Additionally, this leads to libraries designed to serve the interests of professor researchers rather than students - and that is expensive.

As a side-effect, the programmes which do attract students (like business) tend to be built narrowly to train people (like seals) rather than to develop intellectual abilities.

Commonly. a text-book order will be accompanied by a true or false quiz to the teacher. Many professors  love those. They're quick and easy to mark. Alas! they're also a complete waste of time because they encourage learning by memorization, and they are no test at all of essential reasoning and presentation skills.

All of this is made yet worse fads like MacLean's "best" universities edition which is not only misleading, but utterly incompetent as a guide to anything.

And, on top it all, universities are dominated at the governing level by big money which, as a rule, cares only about its own interests.

And, oh, it's overpriced. Countries smaller and poorer than Canada and the US can provide university education free, and often with living allowances. Cuba does it. The Netherlands does it.

There are massive problems for our universities - financial, educational, many problems which automatically beyond the reach of most Canadians. And, there's a goo of snobbery in almost all of them which makes any change unthinkable. One of the gooiest is McGill where I was once invited to speak to a class - of over 500!
What a waste of time for everybody! For openers, a class of that size makes it almost impossible to give anything but a true and false exam. And even if grad students are paid to mark, they have virtually no training in how to do it. (But then, neither do the professors.)

It's a mess, a big mess, and judgement day is getting very close.

There's an intriguing story on B5 about a New York court which found the Palestinian government guilty of damages suffered by Americans in the Israel-Palestine conflict. And it ordered Palestine to pay $318 compensation.

Interesting. I didn't know a civil court could to that, And if the Palestinian government did encourage terrorism, then it was a war crime - and shouldn't that more appropriately go to the international court? But it does open fascinating possibilities.

Could victims of the Iraq war have the right to sue the US for over a million lives lost and massive destruction going through, say, a Syrian court? Could Vietnam sue through a Chinese court? And would the US accept the decision?

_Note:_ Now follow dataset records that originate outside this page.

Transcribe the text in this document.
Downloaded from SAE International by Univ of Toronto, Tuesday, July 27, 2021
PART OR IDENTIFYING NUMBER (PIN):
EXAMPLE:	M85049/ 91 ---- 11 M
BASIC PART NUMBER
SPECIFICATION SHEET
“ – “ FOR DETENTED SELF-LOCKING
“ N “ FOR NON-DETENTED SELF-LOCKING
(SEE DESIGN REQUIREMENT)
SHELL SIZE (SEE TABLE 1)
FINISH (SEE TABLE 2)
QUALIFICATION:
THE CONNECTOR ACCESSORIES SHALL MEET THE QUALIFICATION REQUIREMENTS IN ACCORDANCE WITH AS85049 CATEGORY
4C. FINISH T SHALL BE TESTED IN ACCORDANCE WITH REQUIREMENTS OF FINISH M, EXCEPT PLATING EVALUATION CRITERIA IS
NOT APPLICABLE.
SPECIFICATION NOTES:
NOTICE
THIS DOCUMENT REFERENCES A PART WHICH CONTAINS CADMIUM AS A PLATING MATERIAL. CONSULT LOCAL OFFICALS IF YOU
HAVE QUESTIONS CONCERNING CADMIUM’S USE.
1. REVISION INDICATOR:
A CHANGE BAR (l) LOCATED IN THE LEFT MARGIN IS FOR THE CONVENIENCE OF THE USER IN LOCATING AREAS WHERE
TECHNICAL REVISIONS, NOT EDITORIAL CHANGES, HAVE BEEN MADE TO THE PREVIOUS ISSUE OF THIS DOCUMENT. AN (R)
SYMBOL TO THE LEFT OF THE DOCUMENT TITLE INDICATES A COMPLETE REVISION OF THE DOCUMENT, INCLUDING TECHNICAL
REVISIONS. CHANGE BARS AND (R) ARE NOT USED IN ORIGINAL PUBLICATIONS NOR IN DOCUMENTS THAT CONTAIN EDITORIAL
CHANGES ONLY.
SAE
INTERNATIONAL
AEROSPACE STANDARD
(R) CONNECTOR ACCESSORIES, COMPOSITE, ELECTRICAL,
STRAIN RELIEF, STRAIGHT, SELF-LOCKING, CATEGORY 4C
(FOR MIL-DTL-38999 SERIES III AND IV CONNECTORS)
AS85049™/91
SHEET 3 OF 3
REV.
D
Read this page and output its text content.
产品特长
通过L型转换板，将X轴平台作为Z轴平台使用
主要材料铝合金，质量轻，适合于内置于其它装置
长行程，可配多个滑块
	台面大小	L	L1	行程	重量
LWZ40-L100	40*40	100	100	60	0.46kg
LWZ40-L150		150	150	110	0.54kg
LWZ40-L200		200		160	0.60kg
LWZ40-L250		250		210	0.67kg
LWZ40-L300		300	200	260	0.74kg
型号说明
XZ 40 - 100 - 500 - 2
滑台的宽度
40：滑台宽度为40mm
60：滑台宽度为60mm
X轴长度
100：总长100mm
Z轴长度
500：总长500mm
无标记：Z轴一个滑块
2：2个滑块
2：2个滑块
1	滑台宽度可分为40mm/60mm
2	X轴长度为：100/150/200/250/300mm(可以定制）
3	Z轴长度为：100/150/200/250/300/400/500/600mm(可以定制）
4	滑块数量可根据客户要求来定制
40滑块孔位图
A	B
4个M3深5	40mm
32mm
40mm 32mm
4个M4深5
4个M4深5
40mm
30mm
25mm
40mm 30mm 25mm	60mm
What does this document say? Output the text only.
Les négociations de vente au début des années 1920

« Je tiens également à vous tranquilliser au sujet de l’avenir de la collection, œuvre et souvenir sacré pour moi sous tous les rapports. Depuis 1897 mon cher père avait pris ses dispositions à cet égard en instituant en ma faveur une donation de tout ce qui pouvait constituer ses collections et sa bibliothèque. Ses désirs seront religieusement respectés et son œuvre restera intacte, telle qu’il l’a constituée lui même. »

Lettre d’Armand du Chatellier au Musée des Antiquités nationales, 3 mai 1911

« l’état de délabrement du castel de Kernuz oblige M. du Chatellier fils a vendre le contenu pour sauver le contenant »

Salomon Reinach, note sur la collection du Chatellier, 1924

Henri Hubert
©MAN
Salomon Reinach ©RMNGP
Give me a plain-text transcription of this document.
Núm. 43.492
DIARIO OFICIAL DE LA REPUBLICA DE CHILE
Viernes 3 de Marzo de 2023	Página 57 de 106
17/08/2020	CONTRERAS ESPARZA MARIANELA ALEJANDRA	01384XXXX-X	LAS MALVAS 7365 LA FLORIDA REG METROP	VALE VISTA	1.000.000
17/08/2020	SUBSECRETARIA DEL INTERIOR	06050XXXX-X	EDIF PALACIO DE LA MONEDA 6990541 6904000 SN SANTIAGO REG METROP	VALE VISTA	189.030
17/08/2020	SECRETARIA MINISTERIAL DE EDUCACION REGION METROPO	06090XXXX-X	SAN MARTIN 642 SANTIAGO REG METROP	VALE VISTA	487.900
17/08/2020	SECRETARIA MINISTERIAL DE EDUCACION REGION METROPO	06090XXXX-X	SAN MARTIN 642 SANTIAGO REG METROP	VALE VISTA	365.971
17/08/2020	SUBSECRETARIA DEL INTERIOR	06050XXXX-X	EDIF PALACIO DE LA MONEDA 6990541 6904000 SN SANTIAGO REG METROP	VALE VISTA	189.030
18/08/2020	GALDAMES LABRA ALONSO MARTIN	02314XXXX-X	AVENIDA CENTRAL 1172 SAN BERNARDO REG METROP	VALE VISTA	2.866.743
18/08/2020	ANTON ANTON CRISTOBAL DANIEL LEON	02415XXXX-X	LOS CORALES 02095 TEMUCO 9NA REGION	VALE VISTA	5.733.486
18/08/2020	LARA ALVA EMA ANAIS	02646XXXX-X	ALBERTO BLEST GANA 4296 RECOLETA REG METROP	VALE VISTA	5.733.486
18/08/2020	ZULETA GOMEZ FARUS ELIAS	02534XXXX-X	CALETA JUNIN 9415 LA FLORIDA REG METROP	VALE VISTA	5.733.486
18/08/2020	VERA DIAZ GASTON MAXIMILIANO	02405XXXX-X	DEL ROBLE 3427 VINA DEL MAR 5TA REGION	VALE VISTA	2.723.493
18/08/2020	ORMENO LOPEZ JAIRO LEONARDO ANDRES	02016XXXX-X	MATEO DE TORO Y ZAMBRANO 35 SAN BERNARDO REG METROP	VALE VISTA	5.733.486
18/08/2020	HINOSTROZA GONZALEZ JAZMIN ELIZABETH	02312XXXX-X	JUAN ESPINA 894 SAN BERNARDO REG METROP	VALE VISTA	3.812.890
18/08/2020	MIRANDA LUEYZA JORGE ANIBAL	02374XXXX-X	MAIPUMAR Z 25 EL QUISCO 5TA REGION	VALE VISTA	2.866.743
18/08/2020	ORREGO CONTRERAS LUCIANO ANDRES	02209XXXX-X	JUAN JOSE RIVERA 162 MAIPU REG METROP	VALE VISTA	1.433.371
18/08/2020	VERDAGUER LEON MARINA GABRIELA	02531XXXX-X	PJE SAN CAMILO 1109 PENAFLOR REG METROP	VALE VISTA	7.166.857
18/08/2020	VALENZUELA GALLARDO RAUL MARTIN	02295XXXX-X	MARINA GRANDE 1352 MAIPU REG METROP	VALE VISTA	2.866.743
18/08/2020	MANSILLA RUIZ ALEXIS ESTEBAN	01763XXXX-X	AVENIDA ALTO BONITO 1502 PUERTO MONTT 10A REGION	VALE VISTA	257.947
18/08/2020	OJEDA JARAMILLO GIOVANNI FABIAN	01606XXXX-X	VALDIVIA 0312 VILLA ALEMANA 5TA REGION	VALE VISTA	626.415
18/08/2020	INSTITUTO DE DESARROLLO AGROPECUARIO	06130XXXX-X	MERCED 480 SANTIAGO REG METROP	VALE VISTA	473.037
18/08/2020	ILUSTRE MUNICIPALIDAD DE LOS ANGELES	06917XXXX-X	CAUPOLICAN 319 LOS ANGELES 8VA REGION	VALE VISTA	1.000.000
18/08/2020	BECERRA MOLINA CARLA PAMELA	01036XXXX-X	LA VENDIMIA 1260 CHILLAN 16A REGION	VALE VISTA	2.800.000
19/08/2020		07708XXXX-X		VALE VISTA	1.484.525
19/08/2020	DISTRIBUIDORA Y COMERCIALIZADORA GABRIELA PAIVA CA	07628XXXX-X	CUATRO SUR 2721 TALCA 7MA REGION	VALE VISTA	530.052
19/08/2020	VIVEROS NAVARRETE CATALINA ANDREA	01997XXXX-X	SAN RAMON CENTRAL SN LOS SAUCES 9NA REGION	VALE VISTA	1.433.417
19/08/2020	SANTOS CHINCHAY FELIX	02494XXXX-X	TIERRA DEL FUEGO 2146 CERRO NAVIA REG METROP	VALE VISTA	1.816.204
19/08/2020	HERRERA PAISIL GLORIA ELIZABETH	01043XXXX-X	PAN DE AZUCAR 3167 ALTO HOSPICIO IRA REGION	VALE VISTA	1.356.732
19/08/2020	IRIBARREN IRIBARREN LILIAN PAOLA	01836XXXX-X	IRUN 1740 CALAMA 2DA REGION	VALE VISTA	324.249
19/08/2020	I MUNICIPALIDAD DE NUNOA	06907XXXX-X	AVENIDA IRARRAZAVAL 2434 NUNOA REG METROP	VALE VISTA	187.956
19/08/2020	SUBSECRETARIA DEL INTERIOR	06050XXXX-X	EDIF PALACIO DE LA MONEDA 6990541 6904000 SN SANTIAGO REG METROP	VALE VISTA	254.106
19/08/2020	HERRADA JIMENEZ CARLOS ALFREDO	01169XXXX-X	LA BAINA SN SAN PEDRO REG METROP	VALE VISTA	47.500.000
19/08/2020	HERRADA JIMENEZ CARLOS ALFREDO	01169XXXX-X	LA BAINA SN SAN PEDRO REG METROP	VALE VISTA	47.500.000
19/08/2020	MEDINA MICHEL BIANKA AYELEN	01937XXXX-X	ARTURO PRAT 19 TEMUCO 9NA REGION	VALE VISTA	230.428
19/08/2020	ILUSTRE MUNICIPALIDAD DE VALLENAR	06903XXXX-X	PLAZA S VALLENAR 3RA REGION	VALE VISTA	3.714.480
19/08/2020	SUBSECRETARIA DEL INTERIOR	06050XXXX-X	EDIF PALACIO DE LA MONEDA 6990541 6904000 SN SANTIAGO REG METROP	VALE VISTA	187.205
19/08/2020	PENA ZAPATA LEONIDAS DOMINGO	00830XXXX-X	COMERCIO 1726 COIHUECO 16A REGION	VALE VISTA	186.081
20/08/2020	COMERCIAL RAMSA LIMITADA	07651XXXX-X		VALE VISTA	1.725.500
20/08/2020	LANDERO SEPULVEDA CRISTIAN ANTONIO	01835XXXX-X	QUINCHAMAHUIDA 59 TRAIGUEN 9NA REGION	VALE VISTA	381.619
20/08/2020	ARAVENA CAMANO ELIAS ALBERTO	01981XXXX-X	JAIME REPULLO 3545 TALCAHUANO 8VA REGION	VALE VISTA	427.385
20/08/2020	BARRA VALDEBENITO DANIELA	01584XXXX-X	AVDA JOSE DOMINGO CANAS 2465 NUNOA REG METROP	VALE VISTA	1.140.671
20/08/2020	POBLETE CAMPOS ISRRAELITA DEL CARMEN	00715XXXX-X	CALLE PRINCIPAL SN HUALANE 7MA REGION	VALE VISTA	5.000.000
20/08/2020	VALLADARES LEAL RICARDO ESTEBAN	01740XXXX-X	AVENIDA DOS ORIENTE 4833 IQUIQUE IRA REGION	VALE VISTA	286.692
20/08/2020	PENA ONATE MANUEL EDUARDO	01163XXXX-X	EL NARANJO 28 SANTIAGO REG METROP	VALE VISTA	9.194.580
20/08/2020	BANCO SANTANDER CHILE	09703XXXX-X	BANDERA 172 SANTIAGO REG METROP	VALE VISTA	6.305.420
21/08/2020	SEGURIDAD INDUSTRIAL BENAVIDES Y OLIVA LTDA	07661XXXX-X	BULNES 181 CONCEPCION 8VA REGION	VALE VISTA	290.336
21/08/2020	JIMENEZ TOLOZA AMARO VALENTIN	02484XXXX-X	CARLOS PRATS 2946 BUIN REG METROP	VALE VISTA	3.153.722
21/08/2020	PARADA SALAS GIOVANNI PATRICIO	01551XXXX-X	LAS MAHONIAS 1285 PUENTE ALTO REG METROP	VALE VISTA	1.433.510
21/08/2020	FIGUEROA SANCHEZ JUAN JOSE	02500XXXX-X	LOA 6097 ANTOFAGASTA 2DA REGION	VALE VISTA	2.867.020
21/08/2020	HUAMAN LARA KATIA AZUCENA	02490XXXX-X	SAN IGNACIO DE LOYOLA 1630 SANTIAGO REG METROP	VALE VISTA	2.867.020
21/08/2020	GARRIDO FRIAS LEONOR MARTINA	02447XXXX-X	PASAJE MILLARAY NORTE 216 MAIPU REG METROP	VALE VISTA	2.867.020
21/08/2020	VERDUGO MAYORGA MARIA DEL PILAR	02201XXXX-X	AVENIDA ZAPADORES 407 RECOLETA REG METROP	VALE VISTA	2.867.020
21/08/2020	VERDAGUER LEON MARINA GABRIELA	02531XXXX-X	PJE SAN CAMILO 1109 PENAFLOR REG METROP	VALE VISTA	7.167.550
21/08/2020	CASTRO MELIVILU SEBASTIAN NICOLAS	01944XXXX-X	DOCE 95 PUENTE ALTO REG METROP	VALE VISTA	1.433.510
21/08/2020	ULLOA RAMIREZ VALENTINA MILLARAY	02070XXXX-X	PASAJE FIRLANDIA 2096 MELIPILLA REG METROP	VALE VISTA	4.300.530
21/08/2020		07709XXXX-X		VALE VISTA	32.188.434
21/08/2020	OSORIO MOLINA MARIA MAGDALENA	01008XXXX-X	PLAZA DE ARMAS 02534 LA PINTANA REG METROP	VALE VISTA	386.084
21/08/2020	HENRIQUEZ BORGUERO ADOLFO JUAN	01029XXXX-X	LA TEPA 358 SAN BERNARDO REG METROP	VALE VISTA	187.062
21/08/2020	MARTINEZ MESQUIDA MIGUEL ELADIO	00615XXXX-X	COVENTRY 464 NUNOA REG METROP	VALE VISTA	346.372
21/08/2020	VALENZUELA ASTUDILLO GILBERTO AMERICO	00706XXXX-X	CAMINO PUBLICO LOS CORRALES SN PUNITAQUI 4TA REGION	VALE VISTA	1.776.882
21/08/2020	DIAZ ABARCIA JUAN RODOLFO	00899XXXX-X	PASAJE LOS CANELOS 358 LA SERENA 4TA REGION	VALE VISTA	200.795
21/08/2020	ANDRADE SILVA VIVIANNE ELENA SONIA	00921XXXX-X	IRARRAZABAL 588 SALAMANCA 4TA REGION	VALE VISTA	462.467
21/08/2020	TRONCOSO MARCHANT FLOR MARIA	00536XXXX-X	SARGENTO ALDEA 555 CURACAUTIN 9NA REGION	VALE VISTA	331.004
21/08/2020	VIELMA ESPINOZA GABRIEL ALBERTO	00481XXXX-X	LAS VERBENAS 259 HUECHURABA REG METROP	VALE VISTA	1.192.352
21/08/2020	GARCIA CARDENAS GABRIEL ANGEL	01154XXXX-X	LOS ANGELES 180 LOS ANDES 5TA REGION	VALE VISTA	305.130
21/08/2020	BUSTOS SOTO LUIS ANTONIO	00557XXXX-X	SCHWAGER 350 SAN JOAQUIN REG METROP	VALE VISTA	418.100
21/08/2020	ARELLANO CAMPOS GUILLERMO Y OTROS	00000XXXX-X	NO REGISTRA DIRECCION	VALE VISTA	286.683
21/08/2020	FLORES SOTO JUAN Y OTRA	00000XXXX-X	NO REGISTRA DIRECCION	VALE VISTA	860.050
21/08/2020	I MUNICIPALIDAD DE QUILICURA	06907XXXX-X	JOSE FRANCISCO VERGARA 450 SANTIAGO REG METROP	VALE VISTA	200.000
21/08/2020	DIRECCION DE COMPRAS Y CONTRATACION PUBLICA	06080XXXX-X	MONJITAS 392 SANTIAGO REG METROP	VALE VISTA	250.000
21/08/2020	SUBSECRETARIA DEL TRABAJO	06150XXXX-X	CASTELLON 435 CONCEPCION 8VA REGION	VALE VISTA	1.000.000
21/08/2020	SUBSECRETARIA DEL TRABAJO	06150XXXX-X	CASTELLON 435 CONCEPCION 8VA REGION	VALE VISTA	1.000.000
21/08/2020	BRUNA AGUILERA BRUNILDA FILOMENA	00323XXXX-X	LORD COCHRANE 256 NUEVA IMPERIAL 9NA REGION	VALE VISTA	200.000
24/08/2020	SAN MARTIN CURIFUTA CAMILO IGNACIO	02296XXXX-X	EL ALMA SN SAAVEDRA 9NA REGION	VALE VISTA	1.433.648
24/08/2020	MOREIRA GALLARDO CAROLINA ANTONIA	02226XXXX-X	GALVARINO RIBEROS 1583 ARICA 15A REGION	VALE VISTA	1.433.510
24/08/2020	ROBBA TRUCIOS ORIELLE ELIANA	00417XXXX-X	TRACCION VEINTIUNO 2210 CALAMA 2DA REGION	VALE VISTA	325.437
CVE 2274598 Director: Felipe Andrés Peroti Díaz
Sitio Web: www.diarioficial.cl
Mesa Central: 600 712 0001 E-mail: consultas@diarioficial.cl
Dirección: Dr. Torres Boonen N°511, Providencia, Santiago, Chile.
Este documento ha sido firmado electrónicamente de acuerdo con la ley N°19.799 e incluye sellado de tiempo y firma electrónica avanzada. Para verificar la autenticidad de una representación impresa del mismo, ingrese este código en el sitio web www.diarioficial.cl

And perhaps this will inspire the US government to lay charges against Israel for its murder of 47 American sailors and the wounding of 171 on board the USS Liberty when it was in international waters, and with no possibility that Israel didn't know who it was killing. No American president has ever said a word about it.
Oh, and there's another missing story. A commission sent by The Netherlands to study the border area between Ukraine and Russia said it found no evidence of any military activity in that area. There must be a mistake. Our news media are telling us that the Russians are sending heavy military equipment and troops through there every day. And I'm sure our news media would never lie to us.

And where is the official report on who and what shot down a civilian airliner in eastern Ukraine?